The 22-foot statue unveiled in Boston last week is supposed to depict a photograph of Dr King and Coretta Scott King embracing after Martin Luther King Jr learned he had won the 1964 Nobel Peace Prize.
Coretta King’s cousin Seneca Scott said in a piece for Compact Mag that the statue “looks more like a pair of hands hugging a beefy penis than a special moment shared by the iconic couple”.
“Ten million dollars were wasted to create a masturbatory metal homage to my legendary family members — one of the all-time greatest American families,” Mr Scott wrote.
Artist Hank Willis Thomas appeared on CNN as the sculpture was slammed across social media platforms.
CNN host Don Lemon called the critics “just obviously trolls” and suggested to Mr Thomas that he doesn’t “really care” about the criticism.
“I care, because, I mean, how could you not think about Dr King and Mrs King’s legacy and not care, you know? But also when you put art in the world, you can’t control what people see. You know, I think about the Rorschach test, the inkblot test,” Mr Thomas responded.
“You know, what you see says a lot about what you see about the world. The work is meant to be gone into, it’s a call to action. You go in and be in the heart of their embrace. So what people see online I can’t really control,” the artist added.
He said he wanted to “capture” and “embody the feeling of love in their relationship,” adding that the statue was inspired by a quote from a book by Ms King.
“To me, the beloved community is a realistic vision of an achievable society, one in which problems and conflicts exist, but are resolved peacefully and without bitterness. The beloved community is a state of heart and mind, a spirit of hope and goodwill that transcends all boundaries and barriers, and embraces all creation,” Mr Thomas said, reading from the book.
Mr Thomas said he hopes that those that enter the area of the statue will feel the sense of the “beloved community”.
The artist said it was “unbelievable” that he was able to contribute to the legacy of the Kings, noting that Boston Common is one of the oldest public spaces in the US, going back to the 1600s.

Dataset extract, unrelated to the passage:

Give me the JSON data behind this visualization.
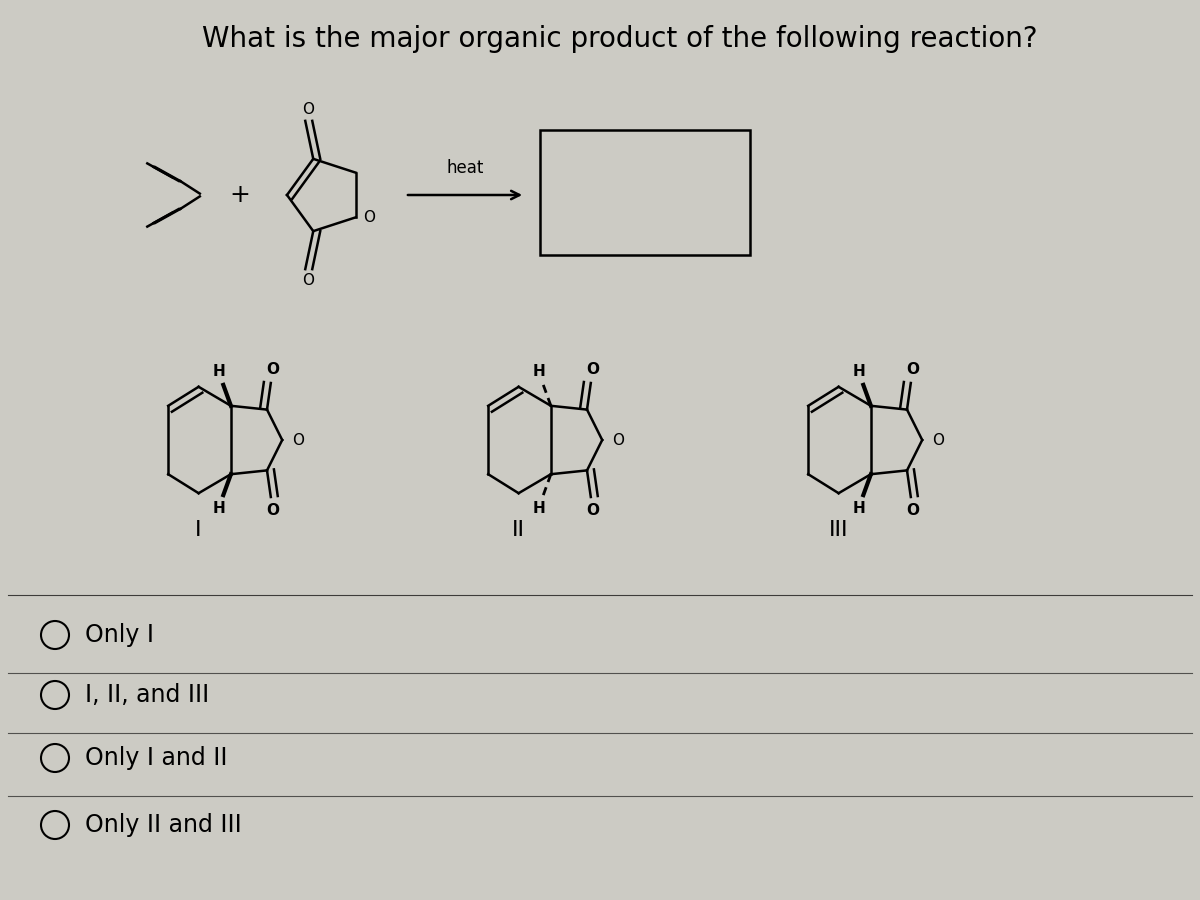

“How could anyone fail to see that this was a major dick move (pun intended) that brings very few, if any, tangible benefits to struggling black families?” Mr Scott added.
He blasted the statue as being a result of the “woke machine’s callousness and vanity”, and showed progressives were more interested in virtue signalling than helping Black Americans. “So now Boston has a big bronze penis statue that’s supposed to represent black love at its purest and most devotional. This is no accident. The woke algorithm is racist and classist.”